The best yet of aggregated tracks from sighting and listening networks:

2023

Thanks to Rachel, Marla, Serena, and Alisa at Orca Network for suggesting some of these!

  1. 12/23-28/23: J pod spends 5 days in Puget Sound and welcomes J60, a new male calf
  2. 12/14-29+/23: Humpback yearling spends 2+ weeks in Dalco Passage
  3. 9/17/23: Near strike of humpback CRC-20243 by Bremerton ferry!
  4. 9/16/23: Sat with T65As and T37/137 groups tracked in Puget Sound, including Thea Foss waterway incursion
  5. 9/11-13/23: J pod transits Haro Strait, then spends 2 days in Puget Sound in first fall visit
  6. ~7 days at end of Aug/first days of Sep: T65As deep in south Puget Sound, then Hood Canal; previously they were in San Juans (but not all Facebook threads were georeferenced...)
  7. T99s within Dyes Inlet for 5 days in 2023

2024

  1. 3/15: ~12-hour/80-km Bigg's killer whale track (T46s and T124Ds, including Thor and Strider; 07:55 acoustic detection at Sunset Bay to 19:30 visual observation in Dalco Passage)

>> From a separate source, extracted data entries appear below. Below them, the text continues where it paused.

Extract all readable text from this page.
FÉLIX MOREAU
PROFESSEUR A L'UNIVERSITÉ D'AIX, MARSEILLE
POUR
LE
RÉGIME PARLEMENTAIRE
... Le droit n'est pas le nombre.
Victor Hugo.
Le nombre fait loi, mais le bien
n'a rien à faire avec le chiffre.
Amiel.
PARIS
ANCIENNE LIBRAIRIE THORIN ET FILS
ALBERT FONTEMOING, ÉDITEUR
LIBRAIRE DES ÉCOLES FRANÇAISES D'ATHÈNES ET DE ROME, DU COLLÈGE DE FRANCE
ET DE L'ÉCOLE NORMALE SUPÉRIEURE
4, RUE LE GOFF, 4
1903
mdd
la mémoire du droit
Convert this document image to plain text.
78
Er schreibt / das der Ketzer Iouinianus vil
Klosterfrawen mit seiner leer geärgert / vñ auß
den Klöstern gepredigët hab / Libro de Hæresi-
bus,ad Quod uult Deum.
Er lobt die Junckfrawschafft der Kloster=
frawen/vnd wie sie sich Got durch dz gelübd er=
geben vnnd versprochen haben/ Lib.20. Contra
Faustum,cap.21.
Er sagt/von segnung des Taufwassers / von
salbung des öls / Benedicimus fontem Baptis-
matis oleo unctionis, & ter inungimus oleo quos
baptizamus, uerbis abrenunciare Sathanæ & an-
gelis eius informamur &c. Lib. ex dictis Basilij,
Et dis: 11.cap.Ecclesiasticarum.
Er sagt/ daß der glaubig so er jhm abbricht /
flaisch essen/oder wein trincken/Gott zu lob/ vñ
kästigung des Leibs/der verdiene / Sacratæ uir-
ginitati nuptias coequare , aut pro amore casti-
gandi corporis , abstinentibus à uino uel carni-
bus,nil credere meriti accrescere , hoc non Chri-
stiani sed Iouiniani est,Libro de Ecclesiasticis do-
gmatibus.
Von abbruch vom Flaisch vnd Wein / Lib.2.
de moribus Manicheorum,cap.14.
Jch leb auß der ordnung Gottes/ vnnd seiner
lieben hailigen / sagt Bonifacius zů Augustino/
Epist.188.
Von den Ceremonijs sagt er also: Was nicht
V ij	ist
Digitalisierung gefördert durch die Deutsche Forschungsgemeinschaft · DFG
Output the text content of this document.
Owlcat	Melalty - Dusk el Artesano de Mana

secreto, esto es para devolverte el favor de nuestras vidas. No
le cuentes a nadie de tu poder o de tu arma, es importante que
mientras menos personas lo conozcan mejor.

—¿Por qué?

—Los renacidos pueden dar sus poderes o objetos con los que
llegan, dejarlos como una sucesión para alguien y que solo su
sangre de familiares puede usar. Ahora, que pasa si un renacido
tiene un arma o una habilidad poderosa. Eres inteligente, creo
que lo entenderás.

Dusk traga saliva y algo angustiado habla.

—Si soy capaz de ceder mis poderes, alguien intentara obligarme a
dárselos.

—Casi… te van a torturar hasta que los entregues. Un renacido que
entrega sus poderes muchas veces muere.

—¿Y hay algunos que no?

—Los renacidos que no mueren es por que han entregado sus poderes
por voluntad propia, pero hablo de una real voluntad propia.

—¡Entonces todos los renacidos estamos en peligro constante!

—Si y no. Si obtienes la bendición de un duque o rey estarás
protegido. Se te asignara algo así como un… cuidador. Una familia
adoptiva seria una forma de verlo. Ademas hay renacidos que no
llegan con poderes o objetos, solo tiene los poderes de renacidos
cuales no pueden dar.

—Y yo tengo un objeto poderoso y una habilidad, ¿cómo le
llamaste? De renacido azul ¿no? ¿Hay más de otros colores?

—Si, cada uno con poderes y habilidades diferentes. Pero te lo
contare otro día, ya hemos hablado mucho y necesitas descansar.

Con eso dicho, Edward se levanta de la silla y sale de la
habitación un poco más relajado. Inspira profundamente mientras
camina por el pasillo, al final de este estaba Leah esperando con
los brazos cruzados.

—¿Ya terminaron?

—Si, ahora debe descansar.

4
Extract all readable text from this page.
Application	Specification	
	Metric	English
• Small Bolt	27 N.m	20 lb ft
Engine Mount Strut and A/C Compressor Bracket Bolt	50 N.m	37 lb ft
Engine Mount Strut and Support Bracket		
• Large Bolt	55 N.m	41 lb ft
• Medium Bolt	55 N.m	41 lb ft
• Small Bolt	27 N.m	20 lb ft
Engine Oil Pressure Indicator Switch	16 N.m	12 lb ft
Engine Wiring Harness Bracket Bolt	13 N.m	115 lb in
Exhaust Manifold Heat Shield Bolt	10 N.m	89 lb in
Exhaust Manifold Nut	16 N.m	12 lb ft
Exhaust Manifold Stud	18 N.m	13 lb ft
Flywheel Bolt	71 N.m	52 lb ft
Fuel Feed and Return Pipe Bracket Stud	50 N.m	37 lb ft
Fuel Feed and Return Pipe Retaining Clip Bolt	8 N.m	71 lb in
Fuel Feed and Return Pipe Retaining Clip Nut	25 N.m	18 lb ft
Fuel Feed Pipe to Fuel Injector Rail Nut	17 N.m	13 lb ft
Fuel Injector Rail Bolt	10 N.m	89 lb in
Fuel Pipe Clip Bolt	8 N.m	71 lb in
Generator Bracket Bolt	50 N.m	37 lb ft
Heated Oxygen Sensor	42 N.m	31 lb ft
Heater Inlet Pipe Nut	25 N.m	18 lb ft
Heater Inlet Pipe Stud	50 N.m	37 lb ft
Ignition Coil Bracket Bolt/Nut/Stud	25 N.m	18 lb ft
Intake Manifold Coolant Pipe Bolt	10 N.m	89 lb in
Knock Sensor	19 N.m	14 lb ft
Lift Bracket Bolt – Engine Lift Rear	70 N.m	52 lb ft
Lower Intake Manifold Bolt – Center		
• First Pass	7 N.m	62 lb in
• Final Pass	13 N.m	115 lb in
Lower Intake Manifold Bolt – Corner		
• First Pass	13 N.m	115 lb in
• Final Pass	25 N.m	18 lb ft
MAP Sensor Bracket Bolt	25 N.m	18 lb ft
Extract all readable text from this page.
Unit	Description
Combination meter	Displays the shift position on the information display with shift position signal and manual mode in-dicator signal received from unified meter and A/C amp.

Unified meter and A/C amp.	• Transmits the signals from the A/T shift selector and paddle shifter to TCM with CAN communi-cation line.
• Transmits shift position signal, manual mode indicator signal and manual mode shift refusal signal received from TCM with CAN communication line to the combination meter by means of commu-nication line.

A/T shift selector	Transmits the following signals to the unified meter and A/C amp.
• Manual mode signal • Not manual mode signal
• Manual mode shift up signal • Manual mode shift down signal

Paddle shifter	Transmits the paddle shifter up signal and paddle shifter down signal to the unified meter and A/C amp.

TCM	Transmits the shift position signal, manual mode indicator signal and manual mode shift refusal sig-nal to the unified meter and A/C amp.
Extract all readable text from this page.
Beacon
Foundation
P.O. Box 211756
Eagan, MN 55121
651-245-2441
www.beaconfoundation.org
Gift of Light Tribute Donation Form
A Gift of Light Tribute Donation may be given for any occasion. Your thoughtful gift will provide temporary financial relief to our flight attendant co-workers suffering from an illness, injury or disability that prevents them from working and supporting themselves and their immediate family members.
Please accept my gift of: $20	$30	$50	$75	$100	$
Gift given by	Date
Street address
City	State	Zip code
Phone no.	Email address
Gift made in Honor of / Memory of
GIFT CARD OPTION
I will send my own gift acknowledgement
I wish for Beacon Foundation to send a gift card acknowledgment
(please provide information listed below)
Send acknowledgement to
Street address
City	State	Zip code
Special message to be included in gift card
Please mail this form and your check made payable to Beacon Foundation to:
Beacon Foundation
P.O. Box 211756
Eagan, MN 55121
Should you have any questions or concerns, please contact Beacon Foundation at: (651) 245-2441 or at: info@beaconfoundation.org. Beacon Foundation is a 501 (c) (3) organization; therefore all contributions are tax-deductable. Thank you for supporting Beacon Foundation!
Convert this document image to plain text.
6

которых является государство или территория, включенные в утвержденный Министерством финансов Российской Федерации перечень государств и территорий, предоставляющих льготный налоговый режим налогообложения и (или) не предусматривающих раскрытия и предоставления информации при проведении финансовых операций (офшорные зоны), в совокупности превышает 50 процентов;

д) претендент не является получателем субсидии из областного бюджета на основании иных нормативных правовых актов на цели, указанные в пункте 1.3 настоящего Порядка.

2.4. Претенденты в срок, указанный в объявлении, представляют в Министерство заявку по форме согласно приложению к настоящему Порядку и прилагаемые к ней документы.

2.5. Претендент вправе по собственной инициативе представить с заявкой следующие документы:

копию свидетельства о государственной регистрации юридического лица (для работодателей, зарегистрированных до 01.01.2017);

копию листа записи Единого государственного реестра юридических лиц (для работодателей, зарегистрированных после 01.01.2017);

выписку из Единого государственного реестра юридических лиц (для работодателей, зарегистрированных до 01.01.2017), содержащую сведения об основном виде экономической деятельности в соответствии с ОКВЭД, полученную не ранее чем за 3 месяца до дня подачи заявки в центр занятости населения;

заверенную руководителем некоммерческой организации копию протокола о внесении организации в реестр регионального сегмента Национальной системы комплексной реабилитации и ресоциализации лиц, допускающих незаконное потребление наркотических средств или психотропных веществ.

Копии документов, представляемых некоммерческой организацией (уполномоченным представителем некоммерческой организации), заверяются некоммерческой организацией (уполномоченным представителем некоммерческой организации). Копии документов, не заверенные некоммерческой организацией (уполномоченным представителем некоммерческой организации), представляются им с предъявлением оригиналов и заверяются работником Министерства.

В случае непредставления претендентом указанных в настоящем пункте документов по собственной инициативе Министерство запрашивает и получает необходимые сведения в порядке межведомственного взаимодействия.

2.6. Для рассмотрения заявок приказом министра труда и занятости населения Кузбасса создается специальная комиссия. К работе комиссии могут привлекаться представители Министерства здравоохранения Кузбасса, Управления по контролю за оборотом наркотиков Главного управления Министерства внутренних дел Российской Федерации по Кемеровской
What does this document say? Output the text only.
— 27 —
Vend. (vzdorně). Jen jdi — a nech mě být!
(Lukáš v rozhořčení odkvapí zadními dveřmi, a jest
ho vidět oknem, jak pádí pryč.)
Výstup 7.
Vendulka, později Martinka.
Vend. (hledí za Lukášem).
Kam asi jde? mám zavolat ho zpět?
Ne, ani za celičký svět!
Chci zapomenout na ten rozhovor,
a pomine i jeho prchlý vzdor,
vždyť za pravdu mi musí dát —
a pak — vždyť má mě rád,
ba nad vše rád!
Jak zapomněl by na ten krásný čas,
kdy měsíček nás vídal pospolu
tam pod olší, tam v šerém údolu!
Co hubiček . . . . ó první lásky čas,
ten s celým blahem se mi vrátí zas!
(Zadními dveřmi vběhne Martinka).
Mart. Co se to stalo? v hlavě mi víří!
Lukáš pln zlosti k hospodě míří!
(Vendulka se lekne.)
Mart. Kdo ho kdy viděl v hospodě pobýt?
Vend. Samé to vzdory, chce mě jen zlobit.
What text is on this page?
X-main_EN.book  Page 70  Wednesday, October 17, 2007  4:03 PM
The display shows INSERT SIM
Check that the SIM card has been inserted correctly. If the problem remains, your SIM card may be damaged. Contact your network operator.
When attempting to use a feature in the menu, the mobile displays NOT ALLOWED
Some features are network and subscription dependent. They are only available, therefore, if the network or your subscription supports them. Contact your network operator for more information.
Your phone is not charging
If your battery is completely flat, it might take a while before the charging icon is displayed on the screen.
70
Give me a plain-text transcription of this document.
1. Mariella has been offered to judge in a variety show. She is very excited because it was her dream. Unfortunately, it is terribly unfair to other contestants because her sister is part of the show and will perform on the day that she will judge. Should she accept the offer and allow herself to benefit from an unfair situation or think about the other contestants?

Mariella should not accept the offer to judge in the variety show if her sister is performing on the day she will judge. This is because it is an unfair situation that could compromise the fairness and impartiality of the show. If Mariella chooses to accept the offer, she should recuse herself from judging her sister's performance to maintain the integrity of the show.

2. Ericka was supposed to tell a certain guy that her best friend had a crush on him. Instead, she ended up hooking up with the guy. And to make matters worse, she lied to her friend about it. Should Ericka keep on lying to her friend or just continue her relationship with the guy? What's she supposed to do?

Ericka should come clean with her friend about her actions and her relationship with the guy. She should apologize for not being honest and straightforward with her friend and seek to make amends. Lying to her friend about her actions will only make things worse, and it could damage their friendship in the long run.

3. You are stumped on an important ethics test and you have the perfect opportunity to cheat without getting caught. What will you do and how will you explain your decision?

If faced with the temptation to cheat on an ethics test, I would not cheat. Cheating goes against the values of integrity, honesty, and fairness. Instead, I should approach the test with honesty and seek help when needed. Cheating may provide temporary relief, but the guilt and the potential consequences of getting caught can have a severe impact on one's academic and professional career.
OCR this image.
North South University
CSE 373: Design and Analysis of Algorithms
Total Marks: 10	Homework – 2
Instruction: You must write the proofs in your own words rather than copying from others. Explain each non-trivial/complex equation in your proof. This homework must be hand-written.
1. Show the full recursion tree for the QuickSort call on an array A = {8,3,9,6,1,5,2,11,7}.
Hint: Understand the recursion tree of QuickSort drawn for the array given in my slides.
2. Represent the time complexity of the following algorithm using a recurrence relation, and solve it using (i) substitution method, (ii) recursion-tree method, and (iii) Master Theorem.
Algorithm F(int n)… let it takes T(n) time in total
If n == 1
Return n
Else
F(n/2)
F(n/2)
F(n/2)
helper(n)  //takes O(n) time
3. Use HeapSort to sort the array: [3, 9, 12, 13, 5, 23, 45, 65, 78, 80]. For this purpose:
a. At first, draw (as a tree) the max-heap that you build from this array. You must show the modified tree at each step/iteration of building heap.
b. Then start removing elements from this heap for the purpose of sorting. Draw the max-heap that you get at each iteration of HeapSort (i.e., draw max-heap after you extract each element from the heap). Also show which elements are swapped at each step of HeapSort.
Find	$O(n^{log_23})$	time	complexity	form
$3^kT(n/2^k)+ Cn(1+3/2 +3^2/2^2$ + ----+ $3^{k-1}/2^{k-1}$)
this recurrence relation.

Emerging challenges and opportunities

Other problems to tackle and ideas for visualizing Acartia data:

  • Focus on movement one pod -- e.g J pod's fall visits to Puget Sound) -- and compute speeds, tortuosity, other stats; study consistency of movement patterns and annual timing; build pod-specific forecast model for orcamap-react; etc...
  • Focus in on the Bigg's matrilines that have frequented Puget Sound proper the most in recent years, e.g. the T65As or T137s
  • Focus on one location, like Purdy Bridge and examine use by KW occurrence and movement there over years or decades. For example, in 2023 the T65As went under the bridge (a rare event historically).
  • Test how recent tracks compare with historic ones (e.g. by geo-referencing past events from Orca Network report archive](https://indigo-ukulele-jm29.squarespace.com/sightings-report-archive). One idea from Rachel was the April 2016 (pre-Acartia) event with 11 members of J pod going back and forth along the east side of Whidbey Island (for multiple days?)
  • Compare all vs trusted observer data for unusual species over the full range of Orca Network reports (2001-present)
  • Study how J+K+L pods comes together and/or separate? (visualization challenge of merging or bifurcating tracks)
  • Visualize "splits" and "rejoins" of individuals or sub-groups from their matriline and/or pod (e.g. Indy)

07 March 2024 data dump

  • 37,000 rows of (x,y,t…) from acoustic or visual observations of various marine species (SRKWs, Bigg’s KW, humpbacks)
  • .csv file (8.0 MB)
  • Google sheet

22 April 2022 data dump

  • 23,500 rows of (x,y,t…) from acoustic or visual observations of various marine species (SRKWs, Bigg’s KW, humpbacks)
  • .csv file (5.5 MB)
  • Google sheet

Pacific Salmon data

The Southern Resident killer whales are focused on Pacific salmon as their primary prey source, especially large Chinook salmon returning to the big rivers of British Columbia (the Fraser) and Washington (the Columbia). Information about the marine distribution of salmon or the timing of their return to these rivers can help contextualize the acoustic and visual observations of SRKWs across their range -- from northern California to Alaska.

Here are some sources of salmon data that could provide context for SRKW presence and movement observations:

User data

Users of Orcasound software and content generate data that could be visualized and/or integrated with other data streams. The orcasound.net web content (a stand-alone Wordpress site as of 2022) is tracked with Google analytics, as is Orcaound's live-listening web app (deployed at live.orcasound.net). There are also user subscription and feedback forms that generate user data. Some of these data sources have been visualized by Adrian (in 2021-22) at the Orcasound User Data Dashboard.